While chatting with a tea friend last week, who is also in the business of tea, we happened upon the topic of sales skills. When one thinks about selling, it is very easy to conjure up the caricature of a sleazy, do-anything-for-the-sale, kind of a used car guy. If this is what your teashop staff thinks about selling, you might have to deprogram them a bit.

Ask your staff to think of a time when they were out shopping for something and received really great service. What did they like about that experience? My guess would be a knowledgeable sales person, who was informative, helpful, told them about any specials and mentioned a few companion items or items also looked at by customer with similar interests. Nobody likes to be pressured into making a purchase, but everyone likes information.

 These beauties can't speak for themselves.
These beauties can't speak for themselves.

Selling tea is all about teaching the customer and helping them find a tea they will enjoy. Probe the customer for their needs and evaluate their tea experience level as this can vary greatly from absolute newbie to connoisseur. I usually start by asking them what they normally drink, and try to determine if they prefer flavored or non-flavored. This will quickly help rule out things in which they have no interest. My friend who is from a medical background, starts with asking if they can or cannot have caffeine, and then follows by asking if they have any medical restrictions to keep things on the safe side.

From opening questions, you can probe further to see what kind of flavors they like, what teas have they tried, how do they brew, etc. The many categories of tea can be overwhelming to your customer. Asking the right questions can help narrow down the field for them and effectively assist them in finding a tea that is right for them.

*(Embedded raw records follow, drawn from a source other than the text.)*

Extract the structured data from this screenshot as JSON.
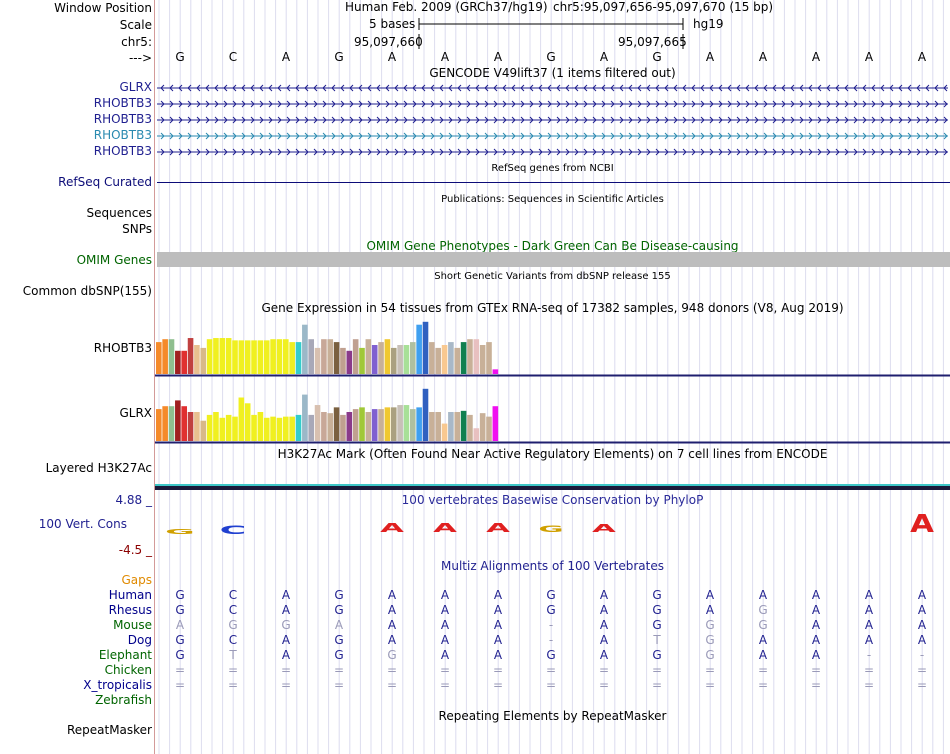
{
  "position_header": {
    "window_position_label": "Window Position",
    "scale_label": "Scale",
    "chrom_label": "chr5:",
    "strand_label": "--->",
    "assembly_text": "Human Feb. 2009 (GRCh37/hg19)",
    "position_text": "chr5:95,097,656-95,097,670 (15 bp)",
    "scale_text": "5 bases",
    "db_text": "hg19",
    "coord_left": "95,097,660",
    "coord_right": "95,097,665"
  },
  "bases": [
    "G",
    "C",
    "A",
    "G",
    "A",
    "A",
    "A",
    "G",
    "A",
    "G",
    "A",
    "A",
    "A",
    "A",
    "A"
  ],
  "gencode": {
    "title": "GENCODE V49lift37 (1 items filtered out)",
    "genes": [
      {
        "label": "GLRX",
        "strand": "-",
        "color": "#1f1f8f"
      },
      {
        "label": "RHOBTB3",
        "strand": "+",
        "color": "#1f1f8f"
      },
      {
        "label": "RHOBTB3",
        "strand": "+",
        "color": "#1f1f8f"
      },
      {
        "label": "RHOBTB3",
        "strand": "+",
        "color": "#2a8ab0"
      },
      {
        "label": "RHOBTB3",
        "strand": "+",
        "color": "#1f1f8f"
      }
    ]
  },
  "refseq": {
    "title": "RefSeq genes from NCBI",
    "label": "RefSeq Curated",
    "color": "#0c0c78"
  },
  "publications": {
    "title": "Publications: Sequences in Scientific Articles",
    "label_sequences": "Sequences",
    "label_snps": "SNPs"
  },
  "omim": {
    "title": "OMIM Gene Phenotypes - Dark Green Can Be Disease-causing",
    "label": "OMIM Genes",
    "color": "#006400"
  },
  "dbsnp": {
    "title": "Short Genetic Variants from dbSNP release 155",
    "label": "Common dbSNP(155)"
  },
  "gtex": {
    "title": "Gene Expression in 54 tissues from GTEx RNA-seq of 17382 samples, 948 donors (V8, Aug 2019)",
    "genes": [
      {
        "label": "RHOBTB3",
        "levels": [
          0.55,
          0.6,
          0.6,
          0.4,
          0.4,
          0.62,
          0.5,
          0.45,
          0.6,
          0.62,
          0.62,
          0.62,
          0.58,
          0.58,
          0.58,
          0.58,
          0.58,
          0.58,
          0.6,
          0.6,
          0.6,
          0.55,
          0.55,
          0.85,
          0.6,
          0.45,
          0.6,
          0.6,
          0.55,
          0.45,
          0.4,
          0.6,
          0.45,
          0.6,
          0.5,
          0.55,
          0.6,
          0.45,
          0.5,
          0.5,
          0.55,
          0.85,
          0.9,
          0.55,
          0.45,
          0.5,
          0.55,
          0.45,
          0.55,
          0.6,
          0.6,
          0.5,
          0.55,
          0.08
        ]
      },
      {
        "label": "GLRX",
        "levels": [
          0.55,
          0.6,
          0.6,
          0.7,
          0.6,
          0.5,
          0.5,
          0.35,
          0.45,
          0.5,
          0.4,
          0.45,
          0.42,
          0.75,
          0.65,
          0.45,
          0.5,
          0.4,
          0.42,
          0.4,
          0.42,
          0.42,
          0.45,
          0.8,
          0.45,
          0.62,
          0.5,
          0.48,
          0.58,
          0.45,
          0.5,
          0.55,
          0.58,
          0.5,
          0.55,
          0.55,
          0.58,
          0.58,
          0.62,
          0.62,
          0.55,
          0.58,
          0.9,
          0.5,
          0.5,
          0.3,
          0.5,
          0.5,
          0.52,
          0.45,
          0.22,
          0.48,
          0.42,
          0.6
        ]
      }
    ]
  },
  "h3k27ac": {
    "title": "H3K27Ac Mark (Often Found Near Active Regulatory Elements) on 7 cell lines from ENCODE",
    "label": "Layered H3K27Ac"
  },
  "conservation": {
    "title": "100 vertebrates Basewise Conservation by PhyloP",
    "label": "100 Vert. Cons",
    "max_label": "4.88 _",
    "min_label": "-4.5 _",
    "scores": [
      -0.5,
      -0.8,
      0,
      0,
      0.6,
      0.6,
      0.6,
      0.4,
      0.5,
      0,
      0,
      0,
      0,
      0,
      1.2
    ]
  },
  "multiz": {
    "title": "Multiz Alignments of 100 Vertebrates",
    "gaps_label": "Gaps",
    "species": [
      {
        "name": "Human",
        "color": "#00008b",
        "seq": [
          "G",
          "C",
          "A",
          "G",
          "A",
          "A",
          "A",
          "G",
          "A",
          "G",
          "A",
          "A",
          "A",
          "A",
          "A"
        ]
      },
      {
        "name": "Rhesus",
        "color": "#00008b",
        "seq": [
          "G",
          "C",
          "A",
          "G",
          "A",
          "A",
          "A",
          "G",
          "A",
          "G",
          "A",
          "G",
          "A",
          "A",
          "A"
        ]
      },
      {
        "name": "Mouse",
        "color": "#006400",
        "seq": [
          "A",
          "G",
          "G",
          "A",
          "A",
          "A",
          "A",
          "-",
          "A",
          "G",
          "G",
          "G",
          "A",
          "A",
          "A"
        ]
      },
      {
        "name": "Dog",
        "color": "#00008b",
        "seq": [
          "G",
          "C",
          "A",
          "G",
          "A",
          "A",
          "A",
          "-",
          "A",
          "T",
          "G",
          "A",
          "A",
          "A",
          "A"
        ]
      },
      {
        "name": "Elephant",
        "color": "#006400",
        "seq": [
          "G",
          "T",
          "A",
          "G",
          "G",
          "A",
          "A",
          "G",
          "A",
          "G",
          "G",
          "A",
          "A",
          "-",
          "-"
        ]
      },
      {
        "name": "Chicken",
        "color": "#006400",
        "seq": [
          "=",
          "=",
          "=",
          "=",
          "=",
          "=",
          "=",
          "=",
          "=",
          "=",
          "=",
          "=",
          "=",
          "=",
          "="
        ]
      },
      {
        "name": "X_tropicalis",
        "color": "#00008b",
        "seq": [
          "=",
          "=",
          "=",
          "=",
          "=",
          "=",
          "=",
          "=",
          "=",
          "=",
          "=",
          "=",
          "=",
          "=",
          "="
        ]
      },
      {
        "name": "Zebrafish",
        "color": "#006400",
        "seq": []
      }
    ]
  },
  "repeatmasker": {
    "title": "Repeating Elements by RepeatMasker",
    "label": "RepeatMasker"
  }
}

Additionally, a few simple customer interaction "best practices" should be established to guide your staff. A while back in a previous incarnation, I worked for department store companies who coached their employees with the following customer service oriented basics:

    Smile – This should be a no-brainer, but it just simply isn't. A smile will help you relax as well as show the customer you are friendly. The customer will feel they are welcome and that no, they aren’t bothering you – not one bit!
    Approach the customer - Could be a simple greeting, but acknowledging people who enter your store goes a long way in opening communication – not to mention it's ...well, polite. Even if you have a line of people at the checkout, just saying, "Hi there. I'll be with you soon" lets the customer know they are not being ignored and that you value their time.
    Thank You – This should be ingrained in all of us from childhood reminders, but we know from experience, it just doesn't always happen. Even if the customer has not made a purchase, thank them for their visit. Thank them for their interest. If the opportunity presents, thank them by name to personalize the interaction.

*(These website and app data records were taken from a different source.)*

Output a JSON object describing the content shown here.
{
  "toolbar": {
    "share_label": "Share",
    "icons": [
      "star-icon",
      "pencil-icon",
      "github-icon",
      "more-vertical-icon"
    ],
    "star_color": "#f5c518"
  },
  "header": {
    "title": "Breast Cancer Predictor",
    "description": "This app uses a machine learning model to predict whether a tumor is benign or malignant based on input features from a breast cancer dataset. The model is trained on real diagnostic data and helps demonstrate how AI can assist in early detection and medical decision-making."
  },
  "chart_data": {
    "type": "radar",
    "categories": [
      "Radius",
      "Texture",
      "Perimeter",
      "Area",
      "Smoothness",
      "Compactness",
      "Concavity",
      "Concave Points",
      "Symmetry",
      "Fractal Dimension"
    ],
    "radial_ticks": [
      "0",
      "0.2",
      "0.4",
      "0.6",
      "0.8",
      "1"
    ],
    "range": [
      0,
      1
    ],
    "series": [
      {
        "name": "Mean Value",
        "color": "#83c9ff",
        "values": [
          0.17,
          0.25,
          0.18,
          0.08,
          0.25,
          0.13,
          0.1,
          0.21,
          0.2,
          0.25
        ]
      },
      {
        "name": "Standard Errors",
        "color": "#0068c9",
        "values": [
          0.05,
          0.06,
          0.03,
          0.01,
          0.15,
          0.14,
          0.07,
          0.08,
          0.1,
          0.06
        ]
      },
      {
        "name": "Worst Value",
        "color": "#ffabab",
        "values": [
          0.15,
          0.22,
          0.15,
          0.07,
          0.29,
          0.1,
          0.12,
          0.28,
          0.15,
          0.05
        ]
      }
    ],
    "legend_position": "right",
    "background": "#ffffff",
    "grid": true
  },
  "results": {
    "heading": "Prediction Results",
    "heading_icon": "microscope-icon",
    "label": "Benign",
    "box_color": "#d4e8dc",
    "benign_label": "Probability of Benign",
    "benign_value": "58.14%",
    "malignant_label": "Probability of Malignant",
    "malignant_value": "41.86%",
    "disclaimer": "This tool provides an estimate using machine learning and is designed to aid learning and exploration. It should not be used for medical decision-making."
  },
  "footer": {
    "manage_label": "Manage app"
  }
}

By implementing these (or something similar) as customer contact standards, you will give your staff guidelines and easy-to-achieve expectations. Then have your staff come up with selling points for every product and discuss approaches that have worked for them. Selling points are simply product features that people seek and desire! Practice with role playing and how to handle those odd-ball and typical questions and requests. Doing so will develop confidence and prepare them for success.

Tea sellers have a built-in advantage, as our product is fairly guilt-free. It is generally healthy, enjoyable and relatively inexpensive. Its abundance of variety makes cross selling other teas or teaware a breeze. Effectively evaluating the customer's needs is key to being successful at selling and to do this requires asking questions and communicating. By trying too hard not to be the sleazy used car guy, your staff might become too "live and let live" with the customer, who desperately needs help choosing a tea (or tea ware!) Don't leave your customer out there, adrift in the ocean of tea. They might just float away!